Friday, December 05, 2008

QUOTE OF THE MONTH

‘Such a separation within the upper levels of British capitalism helps explain the aloofness of the twentieth-century City from the needs of British industry. This aloofness can be traced back to the eighteen-seventies, when so much of the social pattern of modern Britain was being fixed. The year 1878, which saw the failure of the City of Glasgow Bank, was, W.P. Kennedy has argued, a watershed for British banking’s relation to industry: “A point had been reached where the entire system had either to be reorganized to withstand the greater risks of steadily enlarging industrial requirements or the system had to withdraw from long term industrial involvement. The system withdrew. After 1878, no longer would banks become willingly involved in the long term financing of industry”. The capital markets became “deeply biased away from favouring most home industrial projects”. Consequently, the development of industry was handicapped and a vicious circle of declining relative profitability was created that continued through the twentieth century. Insufficient long-term investment hobbled productivity growth, which in turn made such investment ever less attractive, and so on in a downward spiral. Particularly hurt were the new electrical equipment and automobile industries, two of the industries of the “second industrial revolution”.

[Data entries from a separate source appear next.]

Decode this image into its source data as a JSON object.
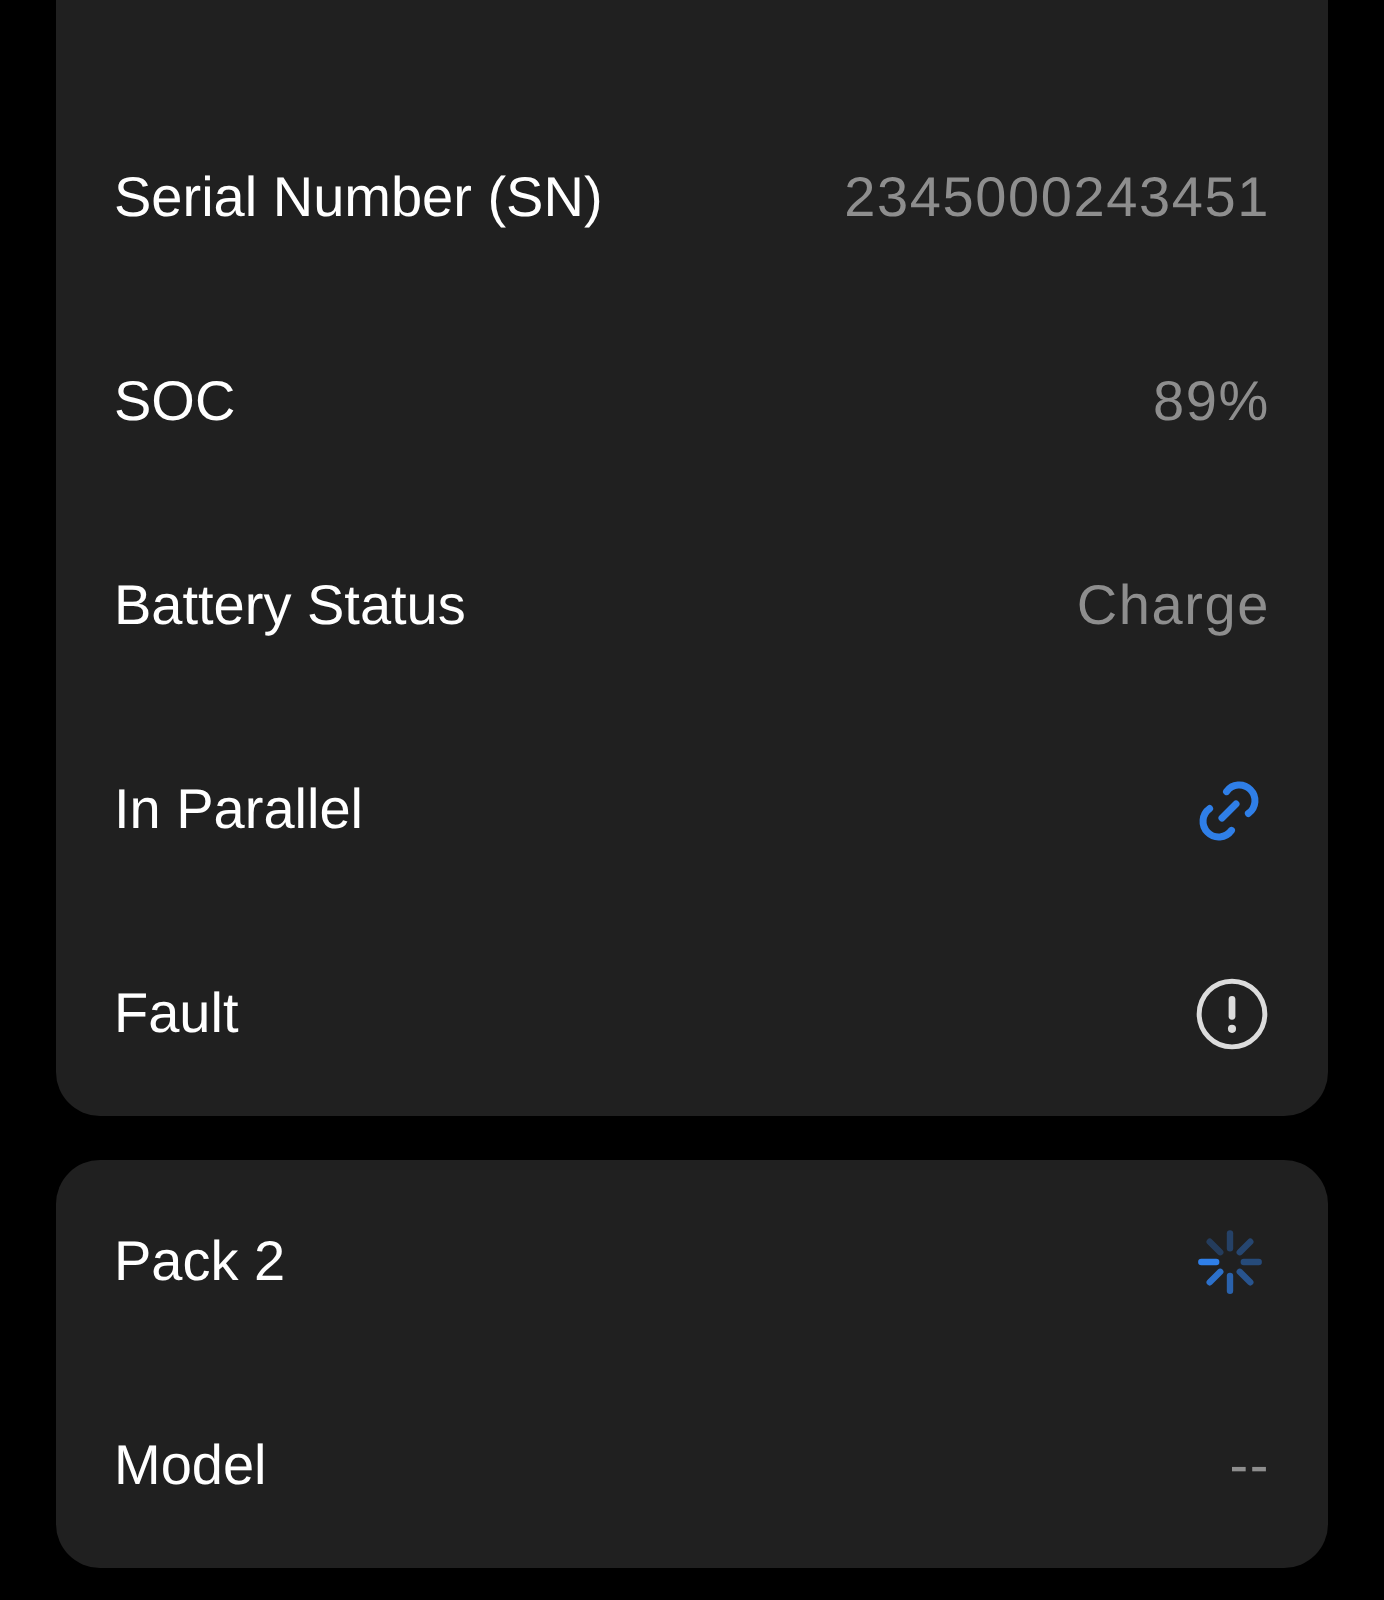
{
  "cards": [
    {
      "rows": [
        {
          "kind": "text",
          "label": "Serial Number (SN)",
          "value": "2345000243451"
        },
        {
          "kind": "text",
          "label": "SOC",
          "value": "89%"
        },
        {
          "kind": "text",
          "label": "Battery Status",
          "value": "Charge"
        },
        {
          "kind": "link",
          "label": "In Parallel"
        },
        {
          "kind": "alert",
          "label": "Fault"
        }
      ]
    },
    {
      "rows": [
        {
          "kind": "loading",
          "label": "Pack 2"
        },
        {
          "kind": "text",
          "label": "Model",
          "value": "--"
        }
      ]
    }
  ]
}
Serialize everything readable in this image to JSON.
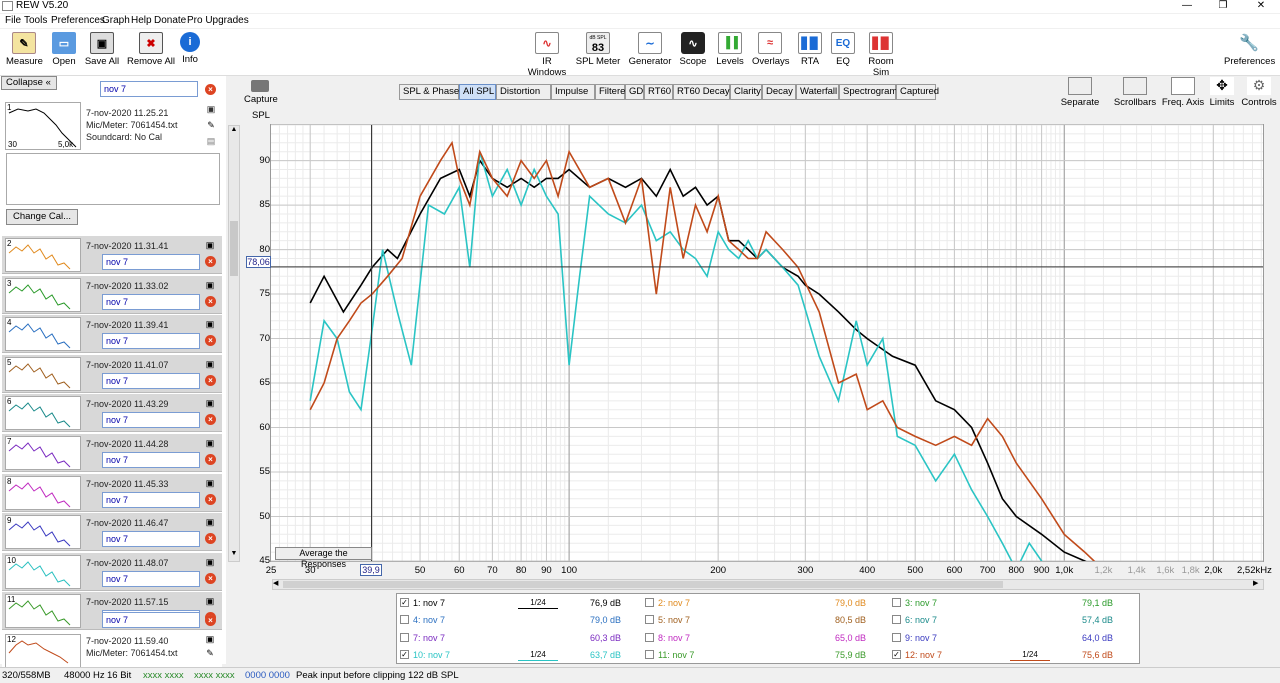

Why did British bankers take that turn away from industry? Domestic industry may already have become less profitable than other opportunities afforded by a rapidly developing world economy. Yet there seems more to it than this. That financial watershed paralleled the wider cultural watershed: As Kennedy observed about capital markets, “Institutions successfully created in Britain to ensure the stability necessary to early industrialization were distinctly less appropriate for the problems of sustaining subsequent development”. The stability had been achieved; now what was becoming necessary was a radical overhaul of institutions (and values) to actively foster continued development. Instead, stability remained the overriding end; confronted with the choice between safety and maximum growth, the financial system (like the social system as a whole) opted for safety. This pullback from industrial involvement was made more likely by the social separation that already existed between the worlds of finance and industry, and the contemporaneous entrenchment of anti-industrial sentiments in the financial and professional classes.’


And:

‘British businessmen in the twentieth century came to accept a dual orientation - what one business school professor called “the British mission - to combine business with humanity”. As Sir George Schuster, a director of the Westminster Bank and of several other firms, hopefully asked in 1947, “Can we, the nation of shop-keepers and money-makers, show the world how to put money-making in its right subsidiary place in the scale of values, without ceasing to perform well all the varied - and vital - functions which underlie the process of money-making?”

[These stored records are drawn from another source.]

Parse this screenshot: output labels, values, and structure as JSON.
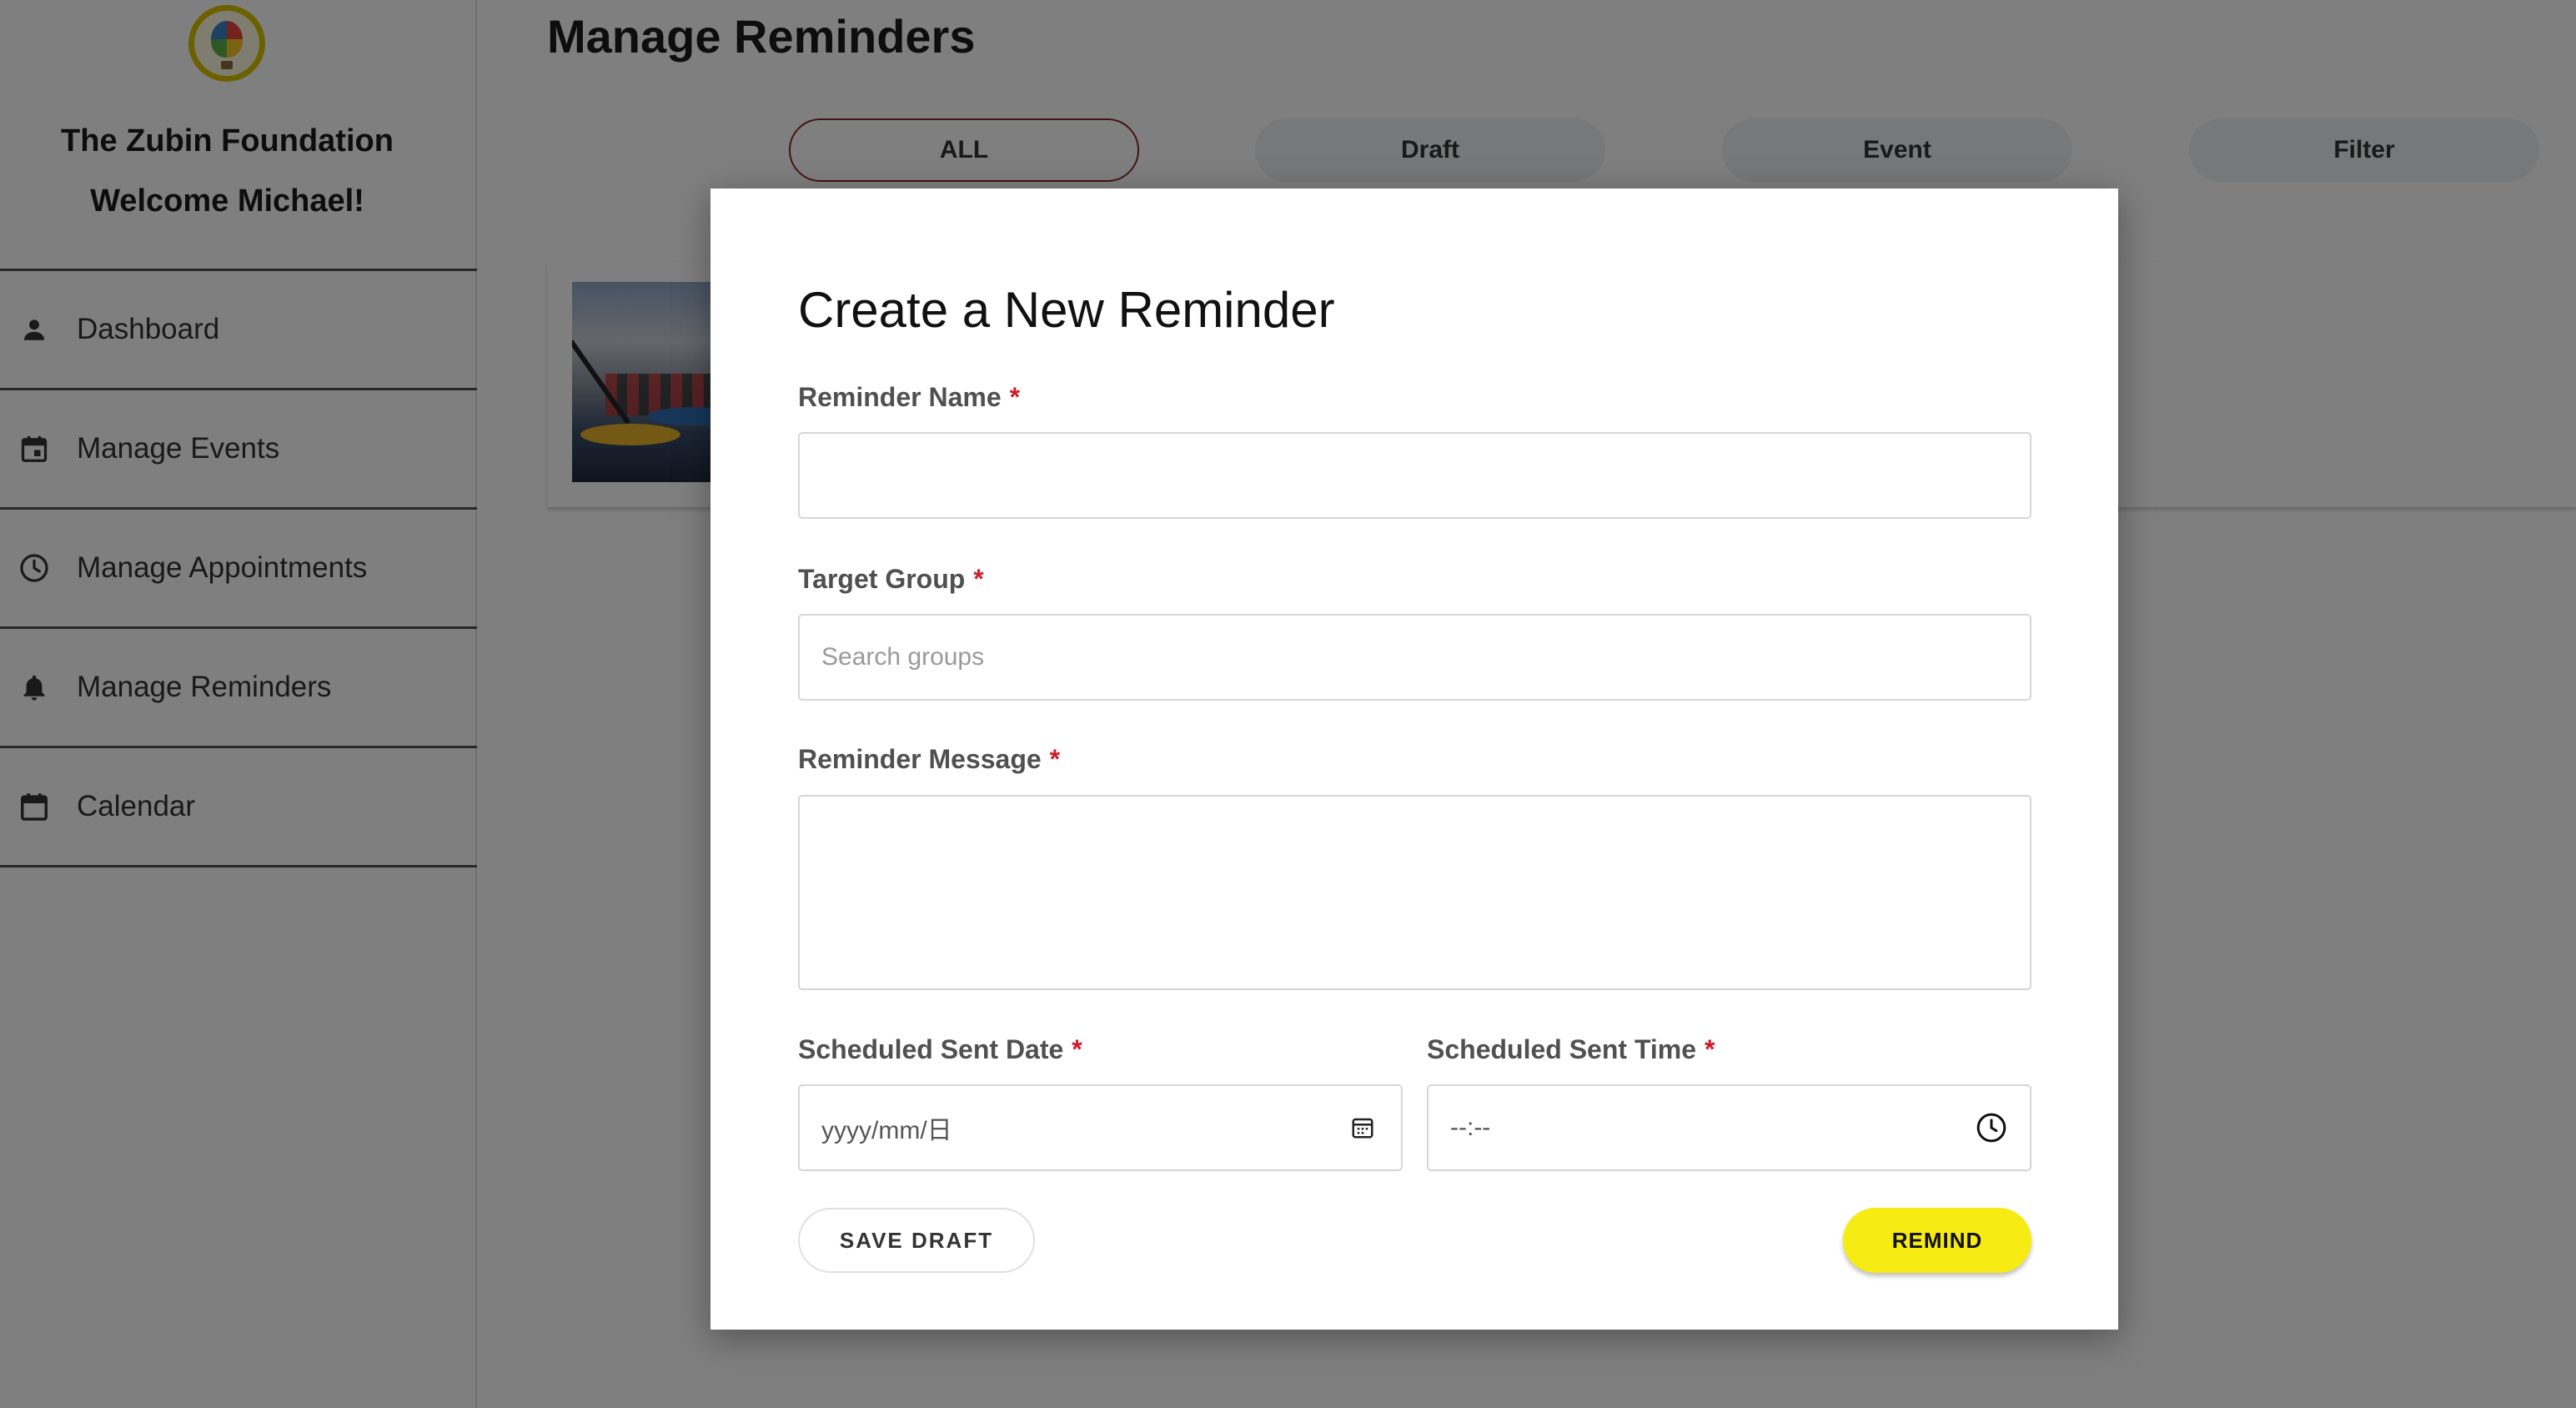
{
  "sidebar": {
    "org_name": "The Zubin Foundation",
    "welcome": "Welcome Michael!",
    "items": [
      {
        "label": "Dashboard",
        "icon": "person-icon"
      },
      {
        "label": "Manage Events",
        "icon": "event-calendar-icon"
      },
      {
        "label": "Manage Appointments",
        "icon": "clock-icon"
      },
      {
        "label": "Manage Reminders",
        "icon": "bell-icon"
      },
      {
        "label": "Calendar",
        "icon": "calendar-icon"
      }
    ]
  },
  "main": {
    "title": "Manage Reminders",
    "tabs": [
      {
        "label": "ALL",
        "active": true
      },
      {
        "label": "Draft",
        "active": false
      },
      {
        "label": "Event",
        "active": false
      },
      {
        "label": "Filter",
        "active": false
      }
    ]
  },
  "modal": {
    "title": "Create a New Reminder",
    "required_mark": "*",
    "reminder_name": {
      "label": "Reminder Name",
      "value": ""
    },
    "target_group": {
      "label": "Target Group",
      "placeholder": "Search groups"
    },
    "reminder_message": {
      "label": "Reminder Message",
      "value": ""
    },
    "sent_date": {
      "label": "Scheduled Sent Date",
      "placeholder": "yyyy/mm/日"
    },
    "sent_time": {
      "label": "Scheduled Sent Time",
      "placeholder": "--:--"
    },
    "save_draft_label": "SAVE DRAFT",
    "remind_label": "REMIND"
  },
  "colors": {
    "accent_yellow": "#f6ec13",
    "required_red": "#d11a2a",
    "active_tab_border": "#8a2a2a"
  }
}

These aspirations of gentility imparted a particular tone to business behaviour in Britain. But its consequences were not the same throughout the business world; finance was not hampered as industry was. The milieu of finance, as we have seen, was not all that different from the traditional world of the aristocracy. It was already wealthy and socially established in the mid-nineteenth century, when the cultural counterrevolution was gaining momentum. It was “clean” - well removed from the actual processes of production. It involved the extraction of wealth by associating with people of one’s own class in fashionable surroundings, not by dealing with things and with the working and lower-middle classes, in perhaps grimy and ugly and certainly unfashionable locations. The life of finance was readily reconcilable with the gentry ideal, could recruit the best talent, and could call forth its energies without apologetics or the deliberation of a collective inferiority complex. There was no haemorrhage of ability out of finance: Families like the Barings, or the Barclays, the Smiths, and the Rothschilds remained active over generations, becoming indistinguishable from the old aristocracy. The inhibitions on economic enterprise that this ideal still enforced even on those in the City - resulting in the high value placed on amateurism, for instance - were counterbalanced by the great political power they wielded. Through its integration into the elite, the City could call upon government much more effectively than could industry to favour and support its interests. Further, the City did not depend upon the prosperity of the domestic economy. It was increasingly bound up more with foreign economies than with its own, and could flourish with them while British industry languished. The City, in short, offered a way (more difficult in industry) to be a gentleman and still get rich. Given all these advantages, it is not surprising that finance prospered while industry struggled.’